El pintor de batallas aún permaneció un largo rato sentado, sin cambiar de postura hasta que el disco rojo del sol rebasó la línea del mar junto a la isla de los Ahorcados y sus primeros rayos horizontales le calentaron la piel, haciéndole entornar los ojos. Entonces se levantó sacudiéndose las agujas de pino del pantalón, y dirigió una lenta mirada circular al paisaje. Las gaviotas chillaban volando en torno a la torre, cuyas piedras doraba aquella luz rojiza de levante. En el lado opuesto del horizonte, los accidentes de la costa se perfilaban en la suave bruma del amanecer, escalonadas sus puntas en perspectiva con diferentes tonos de gris, desde el más oscuro y próximo al más difuso y lejano. Como en los cuadros antiguos.

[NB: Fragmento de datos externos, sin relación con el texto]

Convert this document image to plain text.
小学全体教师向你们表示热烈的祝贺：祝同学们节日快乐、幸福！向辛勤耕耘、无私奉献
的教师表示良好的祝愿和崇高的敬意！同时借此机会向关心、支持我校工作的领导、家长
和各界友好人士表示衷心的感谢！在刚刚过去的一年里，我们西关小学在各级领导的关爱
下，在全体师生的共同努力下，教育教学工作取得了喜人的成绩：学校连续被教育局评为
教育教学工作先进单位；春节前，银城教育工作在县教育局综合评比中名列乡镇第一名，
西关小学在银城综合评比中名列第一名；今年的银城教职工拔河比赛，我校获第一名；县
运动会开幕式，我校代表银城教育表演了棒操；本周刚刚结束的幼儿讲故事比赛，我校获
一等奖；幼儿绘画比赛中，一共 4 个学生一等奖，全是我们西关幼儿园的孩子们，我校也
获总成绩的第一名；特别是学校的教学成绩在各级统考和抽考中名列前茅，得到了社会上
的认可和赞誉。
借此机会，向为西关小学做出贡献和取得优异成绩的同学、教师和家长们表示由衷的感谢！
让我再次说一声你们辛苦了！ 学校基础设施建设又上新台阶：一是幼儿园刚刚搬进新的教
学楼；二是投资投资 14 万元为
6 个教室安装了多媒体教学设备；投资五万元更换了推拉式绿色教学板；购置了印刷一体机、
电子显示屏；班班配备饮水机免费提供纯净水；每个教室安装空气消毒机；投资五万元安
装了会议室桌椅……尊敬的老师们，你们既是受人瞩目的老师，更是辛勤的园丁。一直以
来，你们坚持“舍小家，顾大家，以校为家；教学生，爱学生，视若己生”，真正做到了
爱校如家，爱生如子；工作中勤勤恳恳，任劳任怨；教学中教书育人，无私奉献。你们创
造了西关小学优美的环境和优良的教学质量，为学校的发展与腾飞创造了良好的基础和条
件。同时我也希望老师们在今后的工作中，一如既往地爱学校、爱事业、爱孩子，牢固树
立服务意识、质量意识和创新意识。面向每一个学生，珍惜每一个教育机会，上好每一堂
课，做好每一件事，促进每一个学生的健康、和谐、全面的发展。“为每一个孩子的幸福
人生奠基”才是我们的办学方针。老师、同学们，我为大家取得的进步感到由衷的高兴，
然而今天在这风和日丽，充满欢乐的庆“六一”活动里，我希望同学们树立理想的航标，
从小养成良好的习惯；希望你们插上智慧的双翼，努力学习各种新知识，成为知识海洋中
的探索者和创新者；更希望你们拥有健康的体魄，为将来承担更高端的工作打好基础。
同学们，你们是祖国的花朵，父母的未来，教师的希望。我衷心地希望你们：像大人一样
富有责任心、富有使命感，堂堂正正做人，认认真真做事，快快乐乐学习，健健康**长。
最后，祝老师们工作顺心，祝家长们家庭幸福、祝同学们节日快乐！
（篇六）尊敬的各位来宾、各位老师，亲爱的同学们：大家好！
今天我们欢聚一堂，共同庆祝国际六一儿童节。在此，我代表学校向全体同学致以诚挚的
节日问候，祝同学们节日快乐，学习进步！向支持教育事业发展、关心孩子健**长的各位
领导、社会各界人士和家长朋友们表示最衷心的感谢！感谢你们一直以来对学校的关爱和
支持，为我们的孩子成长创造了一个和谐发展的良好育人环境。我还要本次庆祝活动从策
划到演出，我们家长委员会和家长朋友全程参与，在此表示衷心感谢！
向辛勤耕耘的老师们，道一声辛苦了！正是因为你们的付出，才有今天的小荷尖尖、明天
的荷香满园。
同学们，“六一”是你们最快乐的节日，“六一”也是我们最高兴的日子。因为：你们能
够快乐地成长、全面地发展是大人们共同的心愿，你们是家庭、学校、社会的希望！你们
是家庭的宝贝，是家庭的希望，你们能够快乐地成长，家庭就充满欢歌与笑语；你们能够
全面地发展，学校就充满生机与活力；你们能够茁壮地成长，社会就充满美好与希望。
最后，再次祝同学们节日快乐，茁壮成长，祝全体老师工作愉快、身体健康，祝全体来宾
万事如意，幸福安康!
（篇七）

Era, decidió sereno, un hermoso día.
Bajó por el estrecho y empinado sendero de guijarros, y al llegar a la playa, que todavía se hallaba en sombra, observó el mar, quieto y dilatado como una enorme lámina de mercurio, que la luz ascendente empezaba a volver azul en la distancia. Se quitó las zapatillas y la camisa y se adentró un poco en el agua, metiendo los pies desnudos entre las piedras redondeadas de la orilla. Estaba fría, como cada mañana antes de las acostumbradas ciento cincuenta brazadas de ida y ciento cincuenta de vuelta. El frescor vigorizó sus músculos y despejó su cabeza. Retrocedió para dejar sobre el tronco descolorido del árbol seco, junto a la camisa y las zapatillas, las llaves de la torre, algunas monedas que llevaba en los bolsillos, y el cuchillo que aún tenía metido en la parte de atrás del cinturón. Entonces miró hacia arriba y sonrió, deslumbrado: el sol asomaba por la cortadura del acantilado, entre las ramas de los pinos, y sus rayos iluminaban oblicuamente la pequeña playa. En ese momento sintió una molestia en el costado; un aviso del dolor que se insinuaba de nuevo, reclamando sus derechos. La certeza le hizo mover la cabeza, ensimismado. Esta vez, se dijo, llega demasiado tarde.
Antes de volver al agua, cogió una de las monedas que había puesto sobre el tronco seco y se la introdujo en la boca, bajo la lengua. Luego, sumergido hasta la cintura, observó cómo en las piedras de la orilla se desvanecían sus huellas, semejantes a pinceladas del mural por fin acabado, secándose bajo el sol de la mañana.